California Senators Urge US To Transition Departments To Year-Round Firefighting Agencies

LOS ANGELES (CBS13/AP) — California's U.S. senators and nearly two-dozen representatives asked the Agriculture and Interior departments on Monday to transition their agencies to a year-round wildland workforce because blazes are no longer limited to traditional fire seasons.

The move would require reclassifying more seasonal federal firefighter positions as permanent, said a letter to Agriculture Secretary Tom Vilsack and Interior Secretary Deb Haaland.

"As California and the West continue to contend with historic and destructive wildfire seasons, it has become clear that we are entering a 'new normal' in which increasingly intense wildfires wreak havoc during a nearly year-round fire season," it said.

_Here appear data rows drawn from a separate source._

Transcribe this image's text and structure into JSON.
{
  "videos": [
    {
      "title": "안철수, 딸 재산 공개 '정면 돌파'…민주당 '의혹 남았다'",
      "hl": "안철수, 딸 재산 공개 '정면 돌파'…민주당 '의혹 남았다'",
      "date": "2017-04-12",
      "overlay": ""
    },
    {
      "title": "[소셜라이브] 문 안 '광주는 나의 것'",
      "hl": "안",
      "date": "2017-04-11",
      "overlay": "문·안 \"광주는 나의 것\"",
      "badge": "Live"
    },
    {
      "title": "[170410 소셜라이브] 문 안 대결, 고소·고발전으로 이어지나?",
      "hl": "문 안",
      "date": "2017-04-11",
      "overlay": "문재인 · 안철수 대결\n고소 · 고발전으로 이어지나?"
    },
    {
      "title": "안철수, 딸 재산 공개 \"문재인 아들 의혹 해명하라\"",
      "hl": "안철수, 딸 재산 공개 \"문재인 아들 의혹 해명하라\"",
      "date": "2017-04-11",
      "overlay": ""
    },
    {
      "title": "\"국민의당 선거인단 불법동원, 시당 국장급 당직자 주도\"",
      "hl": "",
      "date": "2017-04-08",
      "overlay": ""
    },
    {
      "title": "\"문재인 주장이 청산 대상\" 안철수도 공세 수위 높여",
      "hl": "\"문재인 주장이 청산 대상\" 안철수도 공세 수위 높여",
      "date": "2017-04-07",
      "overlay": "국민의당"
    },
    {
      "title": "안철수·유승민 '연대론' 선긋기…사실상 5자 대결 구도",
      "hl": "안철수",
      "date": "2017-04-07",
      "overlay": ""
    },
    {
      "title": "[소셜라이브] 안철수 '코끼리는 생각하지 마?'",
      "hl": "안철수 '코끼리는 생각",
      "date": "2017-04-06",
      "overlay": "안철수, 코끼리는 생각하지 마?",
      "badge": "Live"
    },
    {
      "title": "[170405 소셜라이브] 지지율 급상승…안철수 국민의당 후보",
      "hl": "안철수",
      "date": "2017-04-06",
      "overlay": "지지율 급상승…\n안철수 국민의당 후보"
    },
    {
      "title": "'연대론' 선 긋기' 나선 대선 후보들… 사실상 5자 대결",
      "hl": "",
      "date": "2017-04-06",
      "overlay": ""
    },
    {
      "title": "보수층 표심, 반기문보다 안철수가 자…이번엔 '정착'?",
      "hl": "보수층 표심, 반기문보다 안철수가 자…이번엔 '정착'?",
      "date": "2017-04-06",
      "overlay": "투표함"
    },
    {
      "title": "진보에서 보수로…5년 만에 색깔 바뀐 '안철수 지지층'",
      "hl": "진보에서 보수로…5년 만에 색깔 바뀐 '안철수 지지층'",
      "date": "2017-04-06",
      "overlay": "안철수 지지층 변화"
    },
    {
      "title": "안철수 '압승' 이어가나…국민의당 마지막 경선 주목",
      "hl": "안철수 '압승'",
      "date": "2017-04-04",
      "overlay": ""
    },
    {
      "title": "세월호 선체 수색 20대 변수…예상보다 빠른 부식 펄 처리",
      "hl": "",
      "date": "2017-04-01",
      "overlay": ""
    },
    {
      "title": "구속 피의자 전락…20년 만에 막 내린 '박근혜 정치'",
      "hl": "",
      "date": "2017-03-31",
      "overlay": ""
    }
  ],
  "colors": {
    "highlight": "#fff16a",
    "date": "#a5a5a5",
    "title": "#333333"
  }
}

The letter signed by Sens. Dianne Feinstein and Alex Padilla and 21 members of Congress notes that 57% of forest land in California is owned by the U.S. government.

The request came after a disastrous 2020 in which more than 9,900 fires burned 4.25 million acres (1.72 million hectares), killed 33 people and destroyed nearly 10,500 homes and other buildings.

"And this year, we are already well above average for both the number of fires and acres burned," the letter said.

Although it is still early spring, a wildfire erupted during the weekend in Siskiyou County and grew to more than 870 acres. It was 80% contained Monday, Cal Fire said.

Scientists say warmer temperatures and a lack of rain are leaving plants and trees more flammable, creating the conditions for wildfires to grow quickly and burn with more intensity. California's fire season has been starting earlier and ending later. Last year's unprecedented season began with the lightning siege. By the start of November 2020, about 9,000 wildfires scorched a record 4.1 million acres (16,970 square kilometers). More than 10,000 structures were destroyed or damaged, and there have been 31 fire-related fatalities.